New Womanhood was based on eliminating the traditional conformity of women's roles and social inferiority to men, and living a more fulfilled life.

"The four overlapping phases of the Women's Movement advanced women from domestic prisoners to significant members of their communities within less than a century."

In the 1820s the women's movement, then called the temperance movement, expanded from Europe and moved into the United States. Women began speaking out on the effects of the consumption of alcohol had on the morals of their husbands and blamed it on the problems within their household. They called for a moral reform by limiting or prohibiting the sale and consumption of alcohol, beginning the fight toward Prohibition which did not begin until 1920. The women fighting for the temperance movement came to the realization, without the ability to vote on the issues they were fighting for, nothing would ever change.

== Feminist movement in Western society ==
Feminism in the United States, Canada, and a number of countries in Western Europe has been divided by scholars into three waves: first, second and third-wave feminism. Recent (early 2010s) research suggests there may be a fourth wave characterized, in part, by new media platforms.

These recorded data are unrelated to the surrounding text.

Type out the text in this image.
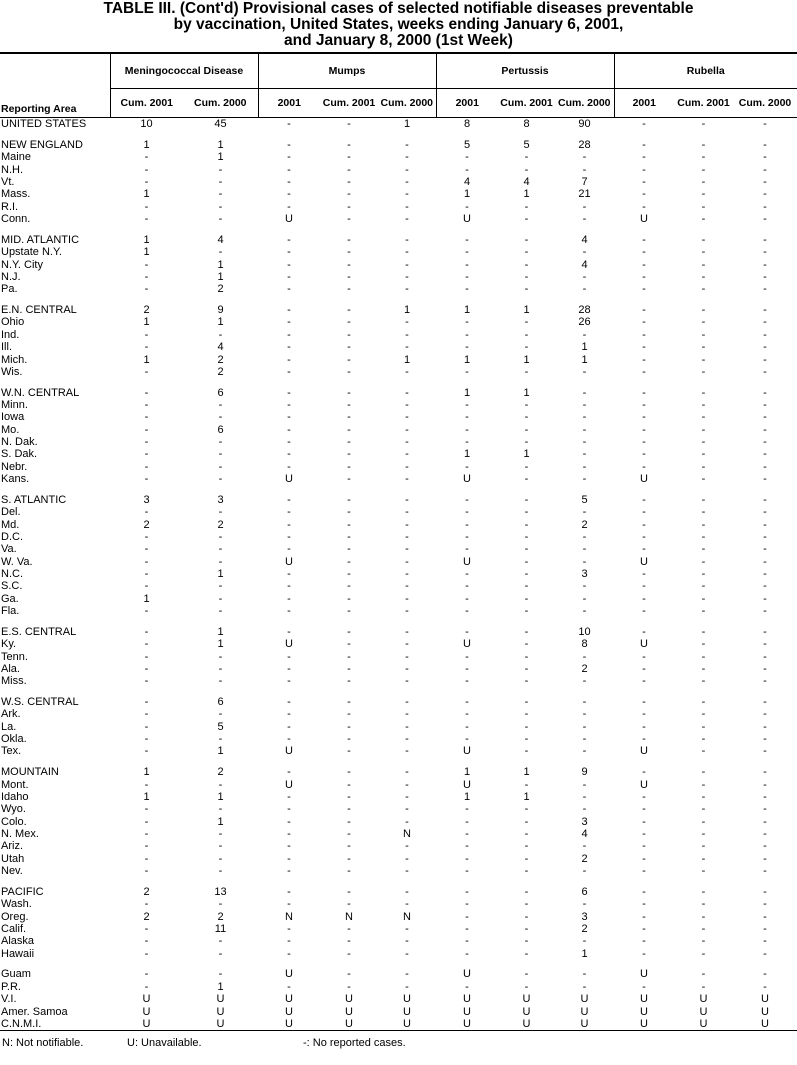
TABLE III. (Cont'd) Provisional cases of selected notifiable diseases preventable
by vaccination, United States, weeks ending January 6, 2001,
and January 8, 2000 (1st Week)
Reporting Area	Meningococcal Disease		Mumps			Pertussis			Rubella		
	Cum. 2001	Cum. 2000	2001	Cum. 2001	Cum. 2000	2001	Cum. 2001	Cum. 2000	2001	Cum. 2001	Cum. 2000
UNITED STATES	10	45	-	-	1	8	8	90	-	-	-

NEW ENGLAND	1	1	-	-	-	5	5	28	-	-	-
Maine	-	1	-	-	-	-	-	-	-	-	-
N.H.	-	-	-	-	-	-	-	-	-	-	-
Vt.	-	-	-	-	-	4	4	7	-	-	-
Mass.	1	-	-	-	-	1	1	21	-	-	-
R.I.	-	-	-	-	-	-	-	-	-	-	-
Conn.	-	-	U	-	-	U	-	-	U	-	-

MID. ATLANTIC	1	4	-	-	-	-	-	4	-	-	-
Upstate N.Y.	1	-	-	-	-	-	-	-	-	-	-
N.Y. City	-	1	-	-	-	-	-	4	-	-	-
N.J.	-	1	-	-	-	-	-	-	-	-	-
Pa.	-	2	-	-	-	-	-	-	-	-	-

E.N. CENTRAL	2	9	-	-	1	1	1	28	-	-	-
Ohio	1	1	-	-	-	-	-	26	-	-	-
Ind.	-	-	-	-	-	-	-	-	-	-	-
Ill.	-	4	-	-	-	-	-	1	-	-	-
Mich.	1	2	-	-	1	1	1	1	-	-	-
Wis.	-	2	-	-	-	-	-	-	-	-	-

W.N. CENTRAL	-	6	-	-	-	1	1	-	-	-	-
Minn.	-	-	-	-	-	-	-	-	-	-	-
Iowa	-	-	-	-	-	-	-	-	-	-	-
Mo.	-	6	-	-	-	-	-	-	-	-	-
N. Dak.	-	-	-	-	-	-	-	-	-	-	-
S. Dak.	-	-	-	-	-	1	1	-	-	-	-
Nebr.	-	-	-	-	-	-	-	-	-	-	-
Kans.	-	-	U	-	-	U	-	-	U	-	-

S. ATLANTIC	3	3	-	-	-	-	-	5	-	-	-
Del.	-	-	-	-	-	-	-	-	-	-	-
Md.	2	2	-	-	-	-	-	2	-	-	-
D.C.	-	-	-	-	-	-	-	-	-	-	-
Va.	-	-	-	-	-	-	-	-	-	-	-
W. Va.	-	-	U	-	-	U	-	-	U	-	-
N.C.	-	1	-	-	-	-	-	3	-	-	-
S.C.	-	-	-	-	-	-	-	-	-	-	-
Ga.	1	-	-	-	-	-	-	-	-	-	-
Fla.	-	-	-	-	-	-	-	-	-	-	-

E.S. CENTRAL	-	1	-	-	-	-	-	10	-	-	-
Ky.	-	1	U	-	-	U	-	8	U	-	-
Tenn.	-	-	-	-	-	-	-	-	-	-	-
Ala.	-	-	-	-	-	-	-	2	-	-	-
Miss.	-	-	-	-	-	-	-	-	-	-	-

W.S. CENTRAL	-	6	-	-	-	-	-	-	-	-	-
Ark.	-	-	-	-	-	-	-	-	-	-	-
La.	-	5	-	-	-	-	-	-	-	-	-
Okla.	-	-	-	-	-	-	-	-	-	-	-
Tex.	-	1	U	-	-	U	-	-	U	-	-

MOUNTAIN	1	2	-	-	-	1	1	9	-	-	-
Mont.	-	-	U	-	-	U	-	-	U	-	-
Idaho	1	1	-	-	-	1	1	-	-	-	-
Wyo.	-	-	-	-	-	-	-	-	-	-	-
Colo.	-	1	-	-	-	-	-	3	-	-	-
N. Mex.	-	-	-	-	N	-	-	4	-	-	-
Ariz.	-	-	-	-	-	-	-	-	-	-	-
Utah	-	-	-	-	-	-	-	2	-	-	-
Nev.	-	-	-	-	-	-	-	-	-	-	-

PACIFIC	2	13	-	-	-	-	-	6	-	-	-
Wash.	-	-	-	-	-	-	-	-	-	-	-
Oreg.	2	2	N	N	N	-	-	3	-	-	-
Calif.	-	11	-	-	-	-	-	2	-	-	-
Alaska	-	-	-	-	-	-	-	-	-	-	-
Hawaii	-	-	-	-	-	-	-	1	-	-	-

Guam	-	-	U	-	-	U	-	-	U	-	-
P.R.	-	1	-	-	-	-	-	-	-	-	-
V.I.	U	U	U	U	U	U	U	U	U	U	U
Amer. Samoa	U	U	U	U	U	U	U	U	U	U	U
C.N.M.I.	U	U	U	U	U	U	U	U	U	U	U
N: Not notifiable.	U: Unavailable.	-: No reported cases.
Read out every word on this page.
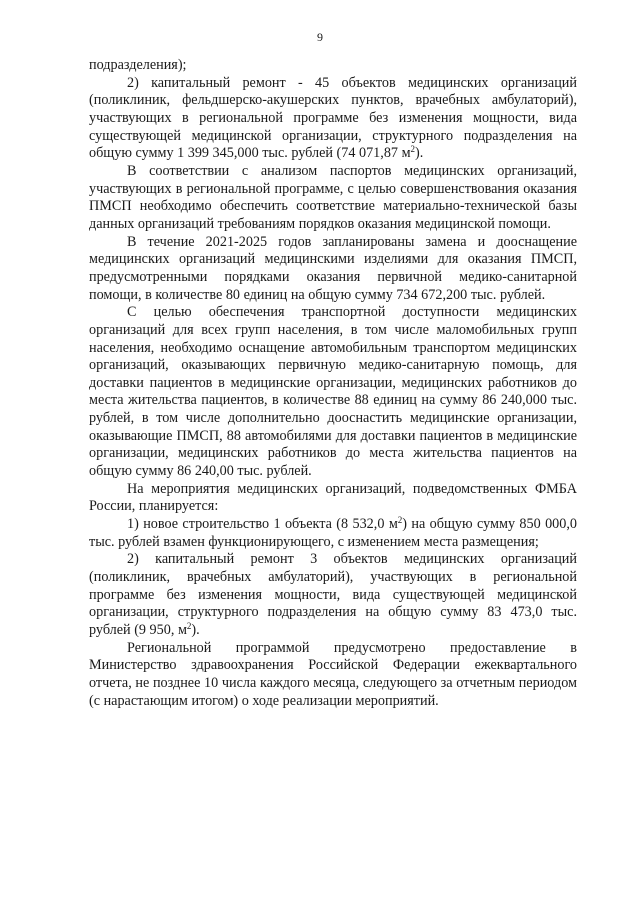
9

подразделения);

2) капитальный ремонт - 45 объектов медицинских организаций (поликлиник, фельдшерско-акушерских пунктов, врачебных амбулаторий), участвующих в региональной программе без изменения мощности, вида существующей медицинской организации, структурного подразделения на общую сумму 1 399 345,000 тыс. рублей (74 071,87 $м^2$).

В соответствии с анализом паспортов медицинских организаций, участвующих в региональной программе, с целью совершенствования оказания ПМСП необходимо обеспечить соответствие материально-технической базы данных организаций требованиям порядков оказания медицинской помощи.

В течение 2021-2025 годов запланированы замена и дооснащение медицинских организаций медицинскими изделиями для оказания ПМСП, предусмотренными порядками оказания первичной медико-санитарной помощи, в количестве 80 единиц на общую сумму 734 672,200 тыс. рублей.

С целью обеспечения транспортной доступности медицинских организаций для всех групп населения, в том числе маломобильных групп населения, необходимо оснащение автомобильным транспортом медицинских организаций, оказывающих первичную медико-санитарную помощь, для доставки пациентов в медицинские организации, медицинских работников до места жительства пациентов, в количестве 88 единиц на сумму 86 240,000 тыс. рублей, в том числе дополнительно дооснастить медицинские организации, оказывающие ПМСП, 88 автомобилями для доставки пациентов в медицинские организации, медицинских работников до места жительства пациентов на общую сумму 86 240,00 тыс. рублей.

На мероприятия медицинских организаций, подведомственных ФМБА России, планируется:

1) новое строительство 1 объекта (8 532,0 $м^2$) на общую сумму 850 000,0 тыс. рублей взамен функционирующего, с изменением места размещения;

2) капитальный ремонт 3 объектов медицинских организаций (поликлиник, врачебных амбулаторий), участвующих в региональной программе без изменения мощности, вида существующей медицинской организации, структурного подразделения на общую сумму 83 473,0 тыс. рублей (9 950, $м^2$).

Региональной программой предусмотрено предоставление в Министерство здравоохранения Российской Федерации ежеквартального отчета, не позднее 10 числа каждого месяца, следующего за отчетным периодом (с нарастающим итогом) о ходе реализации мероприятий.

The feminist movement's agenda includes acting as a counterpart to the putatively patriarchal strands in the dominant masculine culture. While differing during the progression of "waves", it is a movement that has sought to challenge the political structure, power holders, and cultural beliefs or practices.

Although antecedents to feminism may be found far back before the 18th century, the seeds of the modern feminist movement were planted during the late part of that century. Christine de Pizan, a late medieval writer, was possibly the earliest feminist in the western tradition. She is believed to be the first woman to make a living out of writing. Feminist thought began to take a more substantial shape during the Enlightenment with such thinkers as Lady Mary Wortley Montagu and the Marquis de Condorcet championing women's education. The first scientific society for women was founded in Middelburg, a city in the south of the Dutch republic, in 1785.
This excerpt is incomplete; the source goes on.